La storia dei movimenti LGBTQIA+ non è dunque finita. E questa storia deve farci riflettere anche su quanto recenti e quindi fragili siano le nostre libertà, su quanta forza sia necessaria non solo per ampliare, ma anche per difendere i diritti conquistati. Nella Berlino degli anni Venti, come a Mosca subito dopo la rivoluzione bolscevica, soffiavano venti di libertà – poi venne Hitler, poi venne Stalin, poi vennero i lager e i gulag. All’entusiasmo politico degli anni Settanta, negli anni Ottanta fece seguito la crisi dell’AIDS, che portò con sé un’ondata di feroce omolesbobitransfobia. La storia non si ripete, per fortuna. Ma anche oggi, anche nella parte fortunata del mondo in cui abbiamo il privilegio di vivere, vediamo segnali inquietanti, e non li dobbiamo trascurare.
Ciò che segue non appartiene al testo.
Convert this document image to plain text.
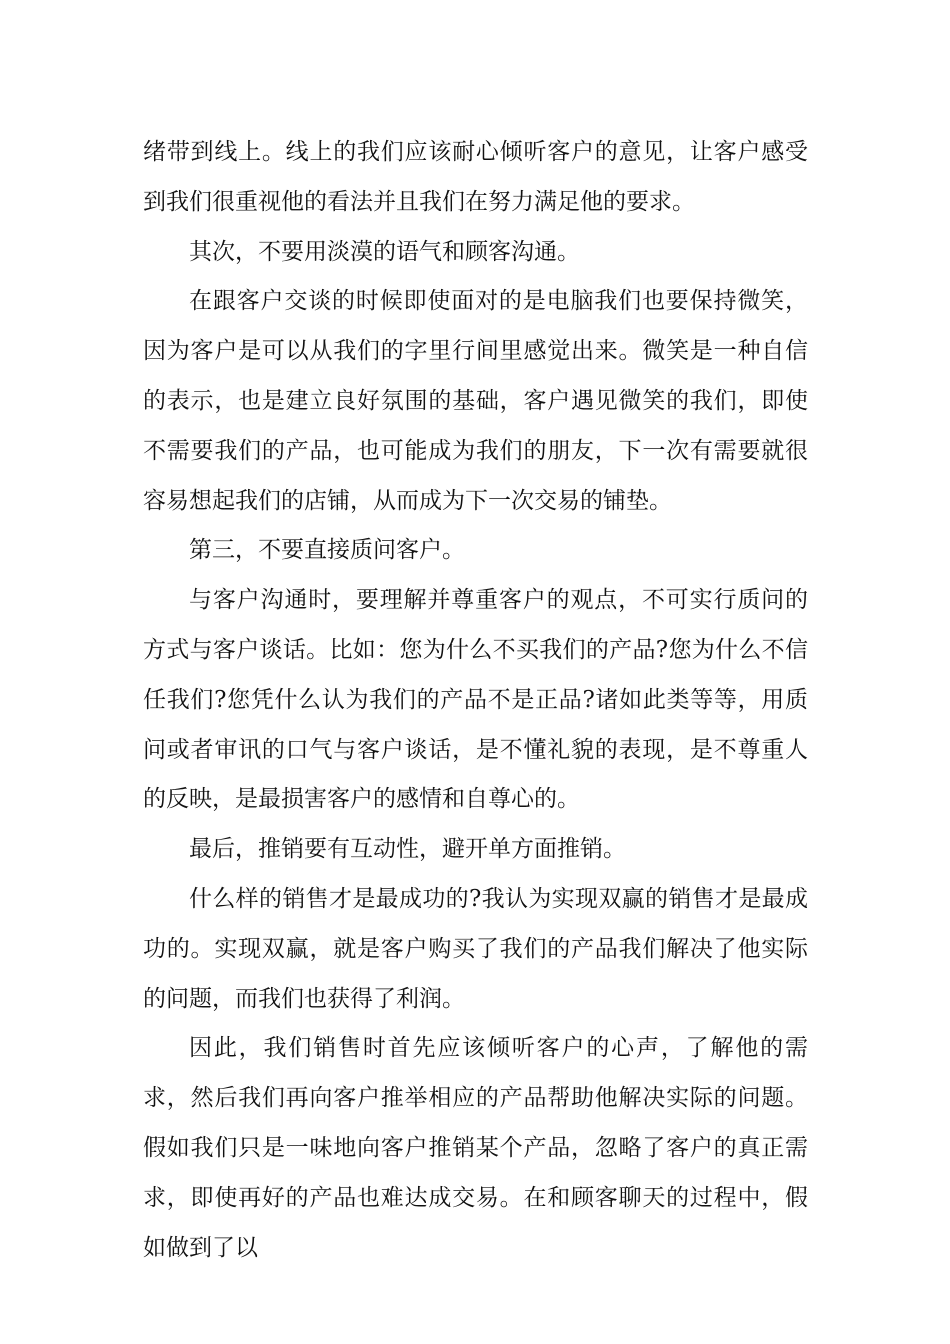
绪带到线上。线上的我们应该耐心倾听客户的意见，让客户感受到我们很重视他的看法并且我们在努力满足他的要求。

其次，不要用淡漠的语气和顾客沟通。

在跟客户交谈的时候即使面对的是电脑我们也要保持微笑，因为客户是可以从我们的字里行间里感觉出来。微笑是一种自信的表示，也是建立良好氛围的基础，客户遇见微笑的我们，即使不需要我们的产品，也可能成为我们的朋友，下一次有需要就很容易想起我们的店铺，从而成为下一次交易的铺垫。

第三，不要直接质问客户。

与客户沟通时，要理解并尊重客户的观点，不可实行质问的方式与客户谈话。比如：您为什么不买我们的产品?您为什么不信任我们?您凭什么认为我们的产品不是正品?诸如此类等等，用质问或者审讯的口气与客户谈话，是不懂礼貌的表现，是不尊重人的反映，是最损害客户的感情和自尊心的。

最后，推销要有互动性，避开单方面推销。

什么样的销售才是最成功的?我认为实现双赢的销售才是最成功的。实现双赢，就是客户购买了我们的产品我们解决了他实际的问题，而我们也获得了利润。

因此，我们销售时首先应该倾听客户的心声，了解他的需求，然后我们再向客户推举相应的产品帮助他解决实际的问题。假如我们只是一味地向客户推销某个产品，忽略了客户的真正需求，即使再好的产品也难达成交易。在和顾客聊天的过程中，假如做到了以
Pensate alla sentenza della Corte suprema degli Stati Uniti che nel giugno 2022 ha abolito la sentenza del 1973 che aveva reso l’aborto un diritto costituzionale. Cinquanta anni dopo. E pensate a quel fortissimo moto di reazione alle nostre conquiste che è la campagna antigender: una campagna transnazionale lanciata negli anni Novanta, mentre Omphalos muoveva i primi passi, come reazione alla depatologizzazione dell’omosessualità. Una crociata transnazionale che vede coinvolte la Chiesa cattolica, le Chiese ortodosse, molte chiese protestanti di tutto il mondo, assieme a movimenti neofascisti, populisti, di destra. Una crociata in cui i regimi di verità dell’inquisizione, della sessuologia degenerazionista e della psicoanalisi si intrecciano in combinazioni paradossali: oggi, nei discorsi antigender essere minoranze sessuali è assieme un atto, un’identità e una biologia, un peccato, un reato, una tara da reprimere, una patologia da curare.

Nel 2019, soltanto tre anni fa, quella kermesse internazionale dei gruppi antigender che è il World Congress of Families è stata ospitata a Verona, la città dove vivo e lavoro. Tra i relatori, c’era l’arciprete ortodosso Dimitri Smirnov, braccio destro di quel patriarca Kirill che nel febbraio scorso ha giustificato l’invasione russa dell’Ucraina sostenendo che con la guerra Putin sta difendendo il cristianesimo dai Pride LGBT. Ma sul palco c’erano anche l’allora vicepremier Matteo Salvini, e la probabile futura premier Giorgia Meloni. La stessa Meloni che in campagna elettorale oggi fa la moderata, ma che ancora nel maggio scorso, in Spagna per sostenere il partito di ultradestra Vox, ha inveito con il collo gonfio di rabbia contro l’immigrazione, contro l’aborto, contro l’ideologia del gender, contro la lobby LGBT. Ieri, come sapete, né la Lega, né Fratelli d’Italia hanno votato la risoluzione del Parlamento europeo contro Victor Orban.

La mente straight, la mente etrocispatriarcale, la mente fascista, è insomma ancora viva e vegeta. Ancora ci infesta con i suoi deliri. Di attivismo LGBTQIA+, di comunità LGBTQIA+ c’è quindi ancora un gran bisogno. Per difendere le nostre conquiste, per consolidarle e allargarle, per costruire, a partire dalle nostre differenze, dalla nostra queerness, un mondo nuovo e diverso. Tanti auguri quindi Omphalos, per i vostri primi trent’anni. E per i prossimi trent’anni. E per i prossimi ancora. E ancora. C’è necessità di voi.